Kaitlyn was used to this feeling—being in love with a man she’d never have. She could shoulder this for the both of them. Brody was shouldering horrific memories of his own, and that was part of his sacrifice for his country. The least she could do was protect him from any further indignity.
And she needed to protect herself, too, because while Brody had experienced some pass
ing attraction, she was trying to get over feelings that went much deeper. They were both nursing broken hearts...and only one of them could admit to it.
* * *
WHEN KAITLYN LEFT, leaving him to rest, Brody stood at the kitchen sink for a long time. He was tired and his leg ached, but he was upright, and that was what mattered. If army training taught him anything, it was no pain, no gain.
He didn’t blame Kaitlyn. Look at him—wounded, limping and certainly not the man she remembered from a year ago... He couldn’t blame her if she hadn’t felt the same attraction that he had. He’d been looking into the warm and sensitive eyes of a woman who’d only grown more beautiful. And she knew exactly what kind of man she deserved.
Not him.
That stung, but it didn’t surprise him. He’d come home with nightmares, pain meds and a track record of not being enough for his buddies or for his fiancée. And while he couldn’t quite understand why he hadn’t been able to see exactly how alluring Kaitlyn was before he left, he could only suppose it was because he was loyal.
Nina hadn’t been perfect, and neither was Brody, but he was the kind of guy who stayed true to the woman he was with. He didn’t stray. He didn’t play the field. And he certainly wasn’t the kind of guy who made a move on his nurse.
He grimaced. What had he been thinking? Kaitlyn had put him in his place pretty firmly, and he’d been telling God’s honest truth when he promised it wouldn’t happen again. He was determined that it wouldn’t. While she’d seemed equally drawn to him out there by the fence, once she’d been able to think it through, she’d changed her mind. While he liked a challenge, he didn’t like being the guy that a woman knew was terrible for her, even if he could tempt her to ignore her gut a few times.

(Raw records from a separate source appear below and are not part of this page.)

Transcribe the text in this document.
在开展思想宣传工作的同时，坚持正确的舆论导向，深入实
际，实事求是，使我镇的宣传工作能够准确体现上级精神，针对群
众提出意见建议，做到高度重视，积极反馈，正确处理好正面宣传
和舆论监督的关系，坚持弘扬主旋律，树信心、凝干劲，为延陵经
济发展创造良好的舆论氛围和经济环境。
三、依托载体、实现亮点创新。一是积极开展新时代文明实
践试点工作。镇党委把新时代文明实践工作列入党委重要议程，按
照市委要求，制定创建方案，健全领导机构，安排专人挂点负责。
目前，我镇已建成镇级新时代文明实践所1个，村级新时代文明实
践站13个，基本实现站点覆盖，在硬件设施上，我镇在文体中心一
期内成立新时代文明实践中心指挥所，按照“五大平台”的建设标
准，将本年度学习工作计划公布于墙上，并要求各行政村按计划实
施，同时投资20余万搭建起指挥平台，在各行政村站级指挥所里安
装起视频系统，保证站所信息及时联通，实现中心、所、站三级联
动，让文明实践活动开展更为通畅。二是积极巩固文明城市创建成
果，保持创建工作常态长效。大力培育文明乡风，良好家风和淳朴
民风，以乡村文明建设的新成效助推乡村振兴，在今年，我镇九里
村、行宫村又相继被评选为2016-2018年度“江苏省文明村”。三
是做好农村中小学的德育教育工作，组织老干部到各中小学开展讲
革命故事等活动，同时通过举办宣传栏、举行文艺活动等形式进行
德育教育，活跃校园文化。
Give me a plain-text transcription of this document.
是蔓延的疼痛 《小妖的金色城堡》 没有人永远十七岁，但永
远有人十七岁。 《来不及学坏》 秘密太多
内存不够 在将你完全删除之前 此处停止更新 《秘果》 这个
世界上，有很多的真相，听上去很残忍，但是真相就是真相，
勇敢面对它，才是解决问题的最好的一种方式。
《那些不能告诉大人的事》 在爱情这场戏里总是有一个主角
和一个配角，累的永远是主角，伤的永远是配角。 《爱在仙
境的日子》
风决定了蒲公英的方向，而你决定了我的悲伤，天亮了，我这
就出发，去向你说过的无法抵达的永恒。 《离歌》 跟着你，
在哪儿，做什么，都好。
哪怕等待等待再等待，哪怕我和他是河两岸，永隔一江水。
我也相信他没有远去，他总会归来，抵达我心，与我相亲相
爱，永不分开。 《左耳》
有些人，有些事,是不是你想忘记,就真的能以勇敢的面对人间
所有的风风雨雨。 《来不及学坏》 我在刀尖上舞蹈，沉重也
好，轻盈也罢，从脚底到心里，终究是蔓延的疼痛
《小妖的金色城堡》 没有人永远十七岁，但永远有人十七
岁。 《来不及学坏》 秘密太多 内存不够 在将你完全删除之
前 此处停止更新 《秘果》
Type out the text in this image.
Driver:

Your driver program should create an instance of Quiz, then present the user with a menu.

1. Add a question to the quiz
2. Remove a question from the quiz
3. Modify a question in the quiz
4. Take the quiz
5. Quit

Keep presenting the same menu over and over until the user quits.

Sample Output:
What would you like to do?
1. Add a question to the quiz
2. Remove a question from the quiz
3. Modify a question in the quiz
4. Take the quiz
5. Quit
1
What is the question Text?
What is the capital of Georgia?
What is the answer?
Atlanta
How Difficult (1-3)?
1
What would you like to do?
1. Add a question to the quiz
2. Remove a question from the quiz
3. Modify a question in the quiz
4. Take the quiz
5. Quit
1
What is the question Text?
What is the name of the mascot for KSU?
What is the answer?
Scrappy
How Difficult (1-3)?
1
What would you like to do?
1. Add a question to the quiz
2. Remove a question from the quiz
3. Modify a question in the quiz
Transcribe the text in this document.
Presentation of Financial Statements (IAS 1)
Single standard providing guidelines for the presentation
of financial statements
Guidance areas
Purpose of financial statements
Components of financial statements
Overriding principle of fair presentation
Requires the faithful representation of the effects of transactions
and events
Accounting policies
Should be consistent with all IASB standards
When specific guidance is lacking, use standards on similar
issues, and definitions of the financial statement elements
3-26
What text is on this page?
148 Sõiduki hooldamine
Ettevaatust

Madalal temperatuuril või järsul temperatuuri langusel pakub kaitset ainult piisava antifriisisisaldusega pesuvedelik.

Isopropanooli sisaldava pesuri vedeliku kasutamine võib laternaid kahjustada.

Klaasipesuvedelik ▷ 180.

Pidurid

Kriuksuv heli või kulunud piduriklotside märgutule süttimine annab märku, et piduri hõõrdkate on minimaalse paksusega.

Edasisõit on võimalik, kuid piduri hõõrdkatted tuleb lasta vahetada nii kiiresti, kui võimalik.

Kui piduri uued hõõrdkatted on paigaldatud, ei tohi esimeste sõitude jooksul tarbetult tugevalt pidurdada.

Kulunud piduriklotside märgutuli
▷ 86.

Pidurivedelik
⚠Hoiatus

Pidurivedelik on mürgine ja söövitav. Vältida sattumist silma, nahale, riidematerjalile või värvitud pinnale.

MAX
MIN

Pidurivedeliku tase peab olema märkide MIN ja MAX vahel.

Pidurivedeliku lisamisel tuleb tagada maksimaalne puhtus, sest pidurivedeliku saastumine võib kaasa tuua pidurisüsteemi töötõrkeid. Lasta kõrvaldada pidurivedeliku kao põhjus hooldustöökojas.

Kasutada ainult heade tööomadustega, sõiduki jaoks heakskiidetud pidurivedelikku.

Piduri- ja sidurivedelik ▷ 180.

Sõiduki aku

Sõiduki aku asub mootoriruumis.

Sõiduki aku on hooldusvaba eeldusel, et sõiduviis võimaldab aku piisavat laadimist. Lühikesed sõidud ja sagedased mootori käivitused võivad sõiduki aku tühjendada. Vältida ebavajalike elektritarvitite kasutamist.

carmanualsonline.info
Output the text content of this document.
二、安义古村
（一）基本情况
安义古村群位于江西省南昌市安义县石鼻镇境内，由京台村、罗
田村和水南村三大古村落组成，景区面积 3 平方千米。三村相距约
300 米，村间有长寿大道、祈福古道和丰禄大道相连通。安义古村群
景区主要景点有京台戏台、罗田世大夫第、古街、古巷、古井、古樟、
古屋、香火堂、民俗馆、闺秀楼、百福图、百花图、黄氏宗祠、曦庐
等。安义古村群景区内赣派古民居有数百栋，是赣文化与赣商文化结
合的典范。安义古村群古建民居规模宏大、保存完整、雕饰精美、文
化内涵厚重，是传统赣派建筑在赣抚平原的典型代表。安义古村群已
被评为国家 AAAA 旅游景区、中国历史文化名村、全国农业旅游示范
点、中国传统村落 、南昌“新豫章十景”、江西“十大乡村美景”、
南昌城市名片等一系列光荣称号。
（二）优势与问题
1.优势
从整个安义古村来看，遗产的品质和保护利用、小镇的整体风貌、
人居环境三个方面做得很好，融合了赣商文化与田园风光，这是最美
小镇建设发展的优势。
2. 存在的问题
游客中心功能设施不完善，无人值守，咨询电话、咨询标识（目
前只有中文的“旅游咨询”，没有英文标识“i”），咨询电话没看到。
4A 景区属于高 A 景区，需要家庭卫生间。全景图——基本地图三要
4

He wasn’t a snake with an apple. He was a man who wanted the real thing—love, home, family.
His thoughts were interrupted by the sound of his father’s boots on the steps outside. Ken came in with a blast of cold air and a swirl of snowflakes that melted on the linoleum floor. He shook the snow off his hat and hung it up, running a gnarled hand through his silvered hair.